Proposal: reboot the Unsafe Code Guidelines team as a Working Group


#1

I’d like to see some progress towards a workable set of Unsafe Code Guidelines. To that end, I have a proposal: I’d like to “reformulate” the Unsafe Code Guidelines effort as a “working group”.

Unlike before, I’d like to drive the process not by starting with discussion, but rather by starting on a draft of an actual guidelines document. The initial focus would be trying to come up with a kind of “table of contents”, basically talking about different questions that arise and trying to categorize them; we would then have people take a shot at drafting each section.

The initial goal would not be to make final decisions. Rather, when we write-up a question, we would trying to document the constraints at play. We would give examples of code that exists, complications that arise, and so forth. In some cases, where things seem relatively clear, we might be able to make firm statements about what is and what is not allowed, but in other cases we can settle for documenting the range of future possibilities.

Examples of things I would imagine we would cover:

  • We should discuss memory layout of types.
    • We know, for example, that one cannot rely on the layout of a repr(rust) types – except when you can! Let’s see what we can document here.
  • Try to document the range of things unsafe code (and C code) does, and find dubious ones.
    • Example: we know it is UB to kill a thread and deallocate its stack without running destructors; it would destroy rayon etc.
    • However, we don’t quite know the conditions when longjmp would be ok – clearly it is done sometimes in C APIs.
    • I’m also not sure what the limits might be around things like signal handling
  • And yes, we can dig a bit into the aliasing rules too, though that’s worthy of a separate post (or 200).

Procedurally, I’d like to mostly work async of course, but with bi-weekly sync meetings (every 2 weeks). For the meetings, we would look over what’s been done, exchange questions, and try to set some goals for the next couple of weeks. Since I’ll be away for the next week, I propose we do our first meeting sometime after that. =)

Speaking personally, I do not have much time to devote to this, so I’d appreciate any help from others in terms of organization etc! But I want to see progress, and I think that having even infrequent – but regular! – meetings ought to enable us to start getting traction here.

I’d also like to make sure we draw in a wide variety of folks where appropriate, both from industry and academia; I think that having a regular meeting or functioning working group should be helpful.

Thoughts?


#2

Another topics that has come up lately:

  • Unions and how to think about them
    • e.g., can we say anything about the bits inside
    • can they ever have “niches” for layout purposes
  • How that interacts with uninitialized memory or “volatile” memory

#3

cc @RalfJung @asajeffrey, with whom I talked about this at the All Hands – and others too, but I can’t remember everyone. =)


#4

I like it. :slight_smile: I think we may actually have more than one document to write then.
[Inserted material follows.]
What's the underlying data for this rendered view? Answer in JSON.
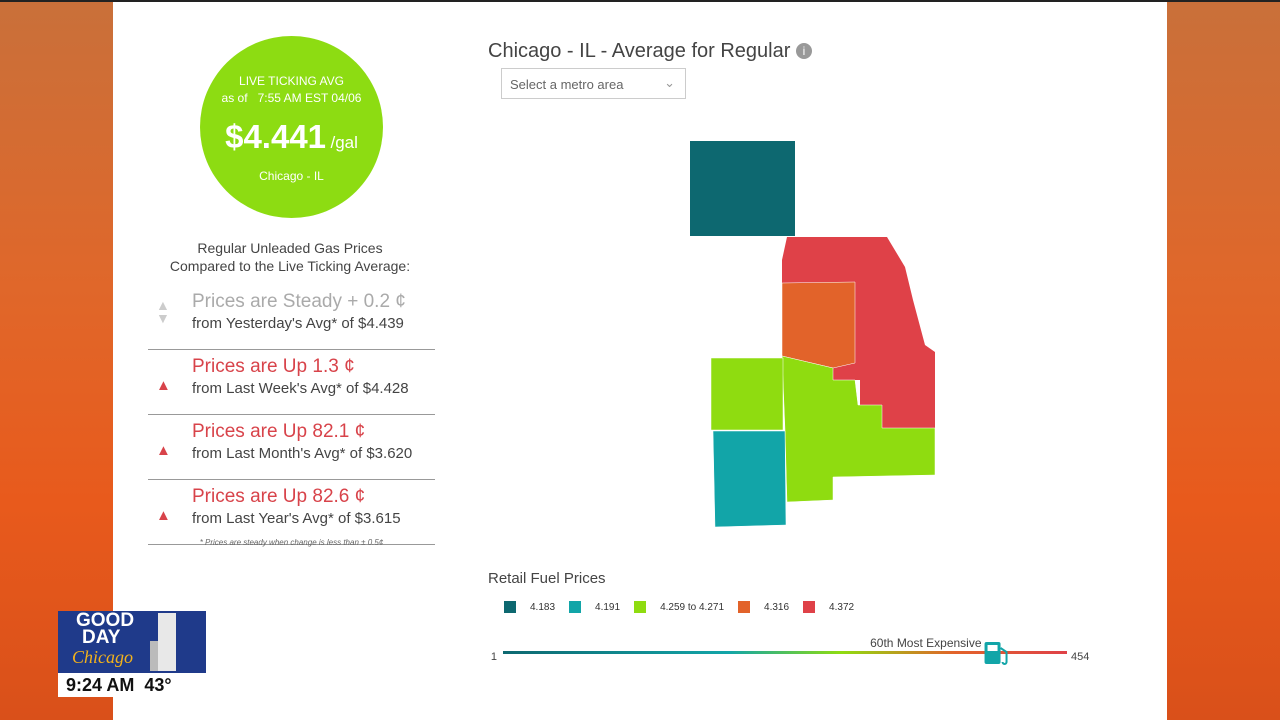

The guidelines document seems to mostly consist of interesting cases in a long list; I’d also be interested to start writing a document that actually specifies the behavior of MIR using some kind of abstract machine. I think this should entirely abstract away details like memory layout, which is a point where it would interact closely with the guidelines document.

And it seems like unions should be pretty high up on our agenda, we currently have two PRs kind-of stalled on issues around “what is the basic bit pattern validity criterion for a union”: unsized unions, with the goal of enabling ManuallyDrop for unsized types, and the conflicting PR to add an empty variant to ManuallyDrop. And then unions with Drop types are generally a mess, though that doesn’t look like an unsafe code guidelines problem. However, shouldn’t such a discussion involve some union stakeholders, like people doing FFI? Or do you think we’d just collect the consequences of various design decisions and then make that available to an RFC discussion or so?